By Rear Adm. (ret) Tim Ziemer, U.S. Global Malaria Coordinator

Prominent leaders in global health and development joined several African heads of state yesterday to announce new commitments to accelerate progress toward ending deaths from malaria, a disease that claims the lives of more than 850,000 Africans each year.

Participants included: Prime Minister Mizengo Pinda of Tanzania; Minister of Information Ibrahim Kargvo representing President Ernest Bai Koroma of Sierra Leone; President Ellen Johnson Sirleaf of Liberia; Andrew Mitchell from the UK representing Deputy Prime Minister Nick Clegg; Bill Gates, Co-chair and Trustee, Bill & Melinda Gates Foundation; Margaret Chan, Director-General, World Health Organization; Robert B. Zoellick, President, the World Bank Group; Michel Kazatchkine, Executive Director, the Global Fund to Fight AIDS, Tuberculosis, and Malaria; Ray Chambers, U.N. Secretary-General’s Special Envoy for Malaria; and Dr. Ezekiel J. Emanuel, special advisor for health policy at the White House’s Office of Management and Budget.

I had the honor to attend and read a letter from Secretary of State Hillary Clinton to participants and members of the African Leaders Malaria Alliance (ALMA). In her letter, she wrote … “African Heads of State have stood at the forefront of promoting malaria control for more than a decade.  I commend members of ALMA for leading by example. You are on the leading edge of health in development, in your countries and across the world.  It is vital that you share your experiences with the entire global health community.  Working together we will achieve better health outcomes and sustain those gains for many years to come.

“My sincere thanks also go to the U.N. Special Envoy Ray Chambers who has worked tirelessly to assist African countries to reach universal coverage of insecticide-treated nets by December 2010; and our close friend, ally and partner — the United Kingdom.

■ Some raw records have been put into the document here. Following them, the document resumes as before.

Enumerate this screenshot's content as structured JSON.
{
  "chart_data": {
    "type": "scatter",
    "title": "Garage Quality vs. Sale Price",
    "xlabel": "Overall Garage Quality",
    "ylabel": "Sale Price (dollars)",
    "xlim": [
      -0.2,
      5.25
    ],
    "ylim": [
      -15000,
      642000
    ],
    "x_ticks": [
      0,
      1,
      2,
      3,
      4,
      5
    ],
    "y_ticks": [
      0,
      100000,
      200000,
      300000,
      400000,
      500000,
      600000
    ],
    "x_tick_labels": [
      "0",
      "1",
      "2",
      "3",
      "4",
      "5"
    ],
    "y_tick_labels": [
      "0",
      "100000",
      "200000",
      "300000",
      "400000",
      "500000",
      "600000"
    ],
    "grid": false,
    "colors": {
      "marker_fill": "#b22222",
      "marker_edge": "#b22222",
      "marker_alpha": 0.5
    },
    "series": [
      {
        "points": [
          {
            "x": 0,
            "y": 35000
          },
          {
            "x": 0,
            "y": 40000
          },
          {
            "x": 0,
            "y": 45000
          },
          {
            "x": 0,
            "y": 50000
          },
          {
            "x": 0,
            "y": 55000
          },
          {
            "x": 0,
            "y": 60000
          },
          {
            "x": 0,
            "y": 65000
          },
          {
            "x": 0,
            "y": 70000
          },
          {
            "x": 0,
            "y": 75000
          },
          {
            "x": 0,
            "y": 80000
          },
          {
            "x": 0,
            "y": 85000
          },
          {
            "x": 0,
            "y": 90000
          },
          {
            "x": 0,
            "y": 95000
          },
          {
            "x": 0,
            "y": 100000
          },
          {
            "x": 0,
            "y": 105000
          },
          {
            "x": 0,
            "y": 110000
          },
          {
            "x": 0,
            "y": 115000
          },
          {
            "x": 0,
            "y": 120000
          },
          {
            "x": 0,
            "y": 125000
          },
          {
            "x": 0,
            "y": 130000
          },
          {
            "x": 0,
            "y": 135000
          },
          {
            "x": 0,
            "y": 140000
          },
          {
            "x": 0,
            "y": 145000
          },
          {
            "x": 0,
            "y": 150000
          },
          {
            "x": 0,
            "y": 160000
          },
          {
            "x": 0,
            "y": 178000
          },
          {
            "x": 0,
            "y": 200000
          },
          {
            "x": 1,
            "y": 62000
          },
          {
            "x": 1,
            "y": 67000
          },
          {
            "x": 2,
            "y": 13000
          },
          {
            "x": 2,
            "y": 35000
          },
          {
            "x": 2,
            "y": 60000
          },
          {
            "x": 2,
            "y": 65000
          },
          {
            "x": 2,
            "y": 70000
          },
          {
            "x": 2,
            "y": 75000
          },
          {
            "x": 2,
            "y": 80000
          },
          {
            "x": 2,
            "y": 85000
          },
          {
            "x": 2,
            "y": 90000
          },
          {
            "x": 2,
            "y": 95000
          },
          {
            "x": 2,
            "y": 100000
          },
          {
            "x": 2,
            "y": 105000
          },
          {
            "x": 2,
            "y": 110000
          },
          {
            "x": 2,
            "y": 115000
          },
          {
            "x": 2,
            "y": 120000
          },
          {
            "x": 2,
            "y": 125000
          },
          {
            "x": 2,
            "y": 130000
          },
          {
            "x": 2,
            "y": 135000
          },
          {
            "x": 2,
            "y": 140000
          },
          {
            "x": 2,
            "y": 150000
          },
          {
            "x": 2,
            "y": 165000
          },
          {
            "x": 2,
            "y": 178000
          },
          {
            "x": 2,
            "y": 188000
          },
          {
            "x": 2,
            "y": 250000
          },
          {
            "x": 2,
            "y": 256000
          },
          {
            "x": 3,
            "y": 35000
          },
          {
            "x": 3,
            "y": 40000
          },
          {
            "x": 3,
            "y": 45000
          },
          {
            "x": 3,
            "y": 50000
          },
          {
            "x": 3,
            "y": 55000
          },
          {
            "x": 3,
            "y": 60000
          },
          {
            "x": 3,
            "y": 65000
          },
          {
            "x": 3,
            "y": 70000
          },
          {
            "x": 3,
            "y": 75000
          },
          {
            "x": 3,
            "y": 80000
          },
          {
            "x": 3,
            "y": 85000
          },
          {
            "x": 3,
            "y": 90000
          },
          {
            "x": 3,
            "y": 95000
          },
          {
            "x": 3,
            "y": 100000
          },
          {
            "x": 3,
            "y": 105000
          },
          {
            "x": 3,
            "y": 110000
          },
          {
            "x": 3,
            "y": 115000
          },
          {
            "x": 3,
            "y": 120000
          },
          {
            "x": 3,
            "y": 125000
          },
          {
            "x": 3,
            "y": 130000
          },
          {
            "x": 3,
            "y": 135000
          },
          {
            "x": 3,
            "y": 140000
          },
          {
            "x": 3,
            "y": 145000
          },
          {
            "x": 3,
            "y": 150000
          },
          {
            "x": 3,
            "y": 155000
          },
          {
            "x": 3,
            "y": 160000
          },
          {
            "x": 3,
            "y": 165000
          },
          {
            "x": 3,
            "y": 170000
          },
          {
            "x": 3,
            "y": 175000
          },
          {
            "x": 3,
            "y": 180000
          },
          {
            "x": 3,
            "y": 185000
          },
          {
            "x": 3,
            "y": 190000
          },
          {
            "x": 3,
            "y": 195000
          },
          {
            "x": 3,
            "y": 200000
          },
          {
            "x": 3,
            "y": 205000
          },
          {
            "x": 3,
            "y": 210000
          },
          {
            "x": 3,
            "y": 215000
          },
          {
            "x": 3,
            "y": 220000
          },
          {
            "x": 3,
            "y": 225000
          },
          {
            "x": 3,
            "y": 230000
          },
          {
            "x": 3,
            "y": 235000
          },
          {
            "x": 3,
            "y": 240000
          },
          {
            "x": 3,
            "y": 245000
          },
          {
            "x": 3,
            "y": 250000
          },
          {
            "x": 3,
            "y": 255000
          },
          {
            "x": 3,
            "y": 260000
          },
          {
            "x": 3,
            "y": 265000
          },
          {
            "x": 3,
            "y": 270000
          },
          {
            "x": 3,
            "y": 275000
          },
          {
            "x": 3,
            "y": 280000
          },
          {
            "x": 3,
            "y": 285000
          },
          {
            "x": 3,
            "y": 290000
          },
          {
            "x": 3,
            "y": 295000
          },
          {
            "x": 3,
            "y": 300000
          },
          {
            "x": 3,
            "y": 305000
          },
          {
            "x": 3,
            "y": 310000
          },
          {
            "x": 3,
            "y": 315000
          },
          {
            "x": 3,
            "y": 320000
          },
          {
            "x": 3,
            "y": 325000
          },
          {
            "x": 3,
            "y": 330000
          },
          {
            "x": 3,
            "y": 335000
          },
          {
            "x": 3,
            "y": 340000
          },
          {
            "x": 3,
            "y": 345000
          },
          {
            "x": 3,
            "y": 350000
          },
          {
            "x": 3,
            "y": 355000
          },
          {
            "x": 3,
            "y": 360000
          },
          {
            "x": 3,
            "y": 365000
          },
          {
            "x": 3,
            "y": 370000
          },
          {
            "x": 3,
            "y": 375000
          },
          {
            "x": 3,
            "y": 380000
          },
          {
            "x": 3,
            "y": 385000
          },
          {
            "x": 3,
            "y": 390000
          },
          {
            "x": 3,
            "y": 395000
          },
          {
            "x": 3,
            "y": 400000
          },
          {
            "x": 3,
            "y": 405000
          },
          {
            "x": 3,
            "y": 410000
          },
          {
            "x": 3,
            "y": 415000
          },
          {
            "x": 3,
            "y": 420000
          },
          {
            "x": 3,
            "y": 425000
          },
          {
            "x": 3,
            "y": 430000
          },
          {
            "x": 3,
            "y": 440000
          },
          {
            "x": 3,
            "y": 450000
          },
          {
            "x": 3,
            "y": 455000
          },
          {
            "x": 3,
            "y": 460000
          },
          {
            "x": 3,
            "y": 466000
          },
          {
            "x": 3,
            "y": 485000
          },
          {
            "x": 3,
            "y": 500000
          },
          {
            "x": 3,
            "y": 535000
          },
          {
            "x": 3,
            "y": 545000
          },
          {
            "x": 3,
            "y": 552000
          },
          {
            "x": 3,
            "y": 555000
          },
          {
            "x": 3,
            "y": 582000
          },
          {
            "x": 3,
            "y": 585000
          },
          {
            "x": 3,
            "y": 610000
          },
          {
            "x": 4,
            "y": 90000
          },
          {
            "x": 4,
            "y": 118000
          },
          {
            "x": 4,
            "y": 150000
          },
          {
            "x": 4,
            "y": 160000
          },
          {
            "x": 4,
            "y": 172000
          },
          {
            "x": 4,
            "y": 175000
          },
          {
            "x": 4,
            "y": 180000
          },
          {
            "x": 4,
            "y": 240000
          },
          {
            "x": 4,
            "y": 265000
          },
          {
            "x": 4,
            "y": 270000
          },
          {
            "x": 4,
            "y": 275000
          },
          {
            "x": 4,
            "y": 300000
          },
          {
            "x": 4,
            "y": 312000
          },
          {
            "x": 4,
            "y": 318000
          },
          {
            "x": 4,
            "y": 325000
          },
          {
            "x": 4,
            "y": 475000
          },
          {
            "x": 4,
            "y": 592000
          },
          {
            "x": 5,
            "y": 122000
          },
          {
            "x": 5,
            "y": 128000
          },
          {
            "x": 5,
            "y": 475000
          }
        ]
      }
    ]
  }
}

Most importantly, I want to recognize the doctors, nurses, health workers, female volunteers and others who work each day to end this scourge. Together, you have saved hundreds of thousands of lives over the past few years and made a vital difference in our fight for once and for all to end malaria as a major global health threat.”

Leaders of all sub-Saharan African nations are working to bridge critical gaps in access to mosquito nets, Indoor Residual Spraying, and medicines to reach UN Secretary-General Ban Ki-moon’s goal of providing life-saving malaria control interventions to the 700 million people at risk of the disease in sub-Saharan Africa by the end of 2010.

Malaria prevention and control is a major foreign assistance objective and a core element of the U.S. Global Health Initiative, which focuses on improving the health of women, newborns and children.  Particularly in the high-burden malaria countries in Africa, where women and young children bear the greatest burden of the disease, malaria control is central to our collective efforts to reach the MDGs.

“Endemic countries and donor governments have demonstrated that rapid and steady progress against malaria is possible, and we must keep going to achieve the objectives of zero preventable malaria deaths and eradication,” said Bill Gates, co-chair and trustee of the Bill & Melinda Gates Foundation. “This will be possible only by sustaining existing efforts and committing to develop and introduce new tools, including a safe and effective malaria vaccine, new drugs and vector control tools.”

Speaking on behalf of His Excellency President Jakaya Mrisho Kikwete, Prime Minister Mizengo Pinda of the United Republic of Tanzania called for global support to help Africa achieve the Abuja targets and the UN Secretary-General’s targets. I’m confident that by working together the global community is on track to reduce malaria deaths to near zero by 2015.